Die erwähnte juristische Verbindung von Familie und Amt bedeutete, daß das Amt vererbt wurde. In der Regel bekleidete es ein Mann, nämlich ein Angehöriger der Familie, die das Amt innehatte. Er saß, wie man sagt, auf dem Thron. Aber einmal mußte er sterben, und dann sollte ein anderer Mann dieser Familie auf den Thron folgen.

Das führte zu zwei Problemen: 1) Welcher Mann sollte folgen? 2) Wer sollte folgen, falls sogar die Familie ausstarb? Es stellte sich heraus, daß dies die zentralen Probleme der mittelalterlichen Politik waren.
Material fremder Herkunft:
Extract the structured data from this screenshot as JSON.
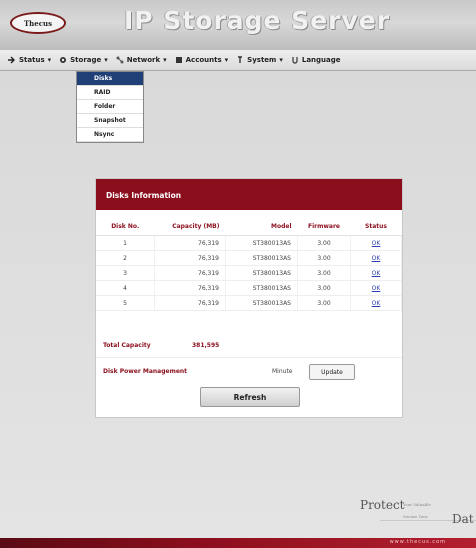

Denn bei ihnen ging es, weil Familie und Landbesitz zusammenhingen, um Krieg und Frieden. Blieb ersteres ungelöst, drohte Bruderzwist; blieb letzteres ungelöst, drohte der Krieg mit Nachbarn.

Die Thronfolgeregelung stellte daher den Kern der Adelsverfassung dar. Man unterscheidet, was die Thronfolge angeht, salisches und sächsisches Recht. Und zwar liegt der Unterschied in der Priorität der Kriterien. Nach salischem Recht bildet das Geschlecht das primäre Kriterium, der Grad das sekundäre, Alter das tertiäre. Nach sächsischem Recht bildet der Grad das primäre, Geschlecht das sekundäre, Alter das tertiäre Kriterium.

Natürlich ist das so kompliziert, wie es klingt. Man kommt jedoch, wenn man das Mittelalter verstehen will, nicht darum herum, den Unterschied zwischen salischem und sächsischem Recht zu verstehen.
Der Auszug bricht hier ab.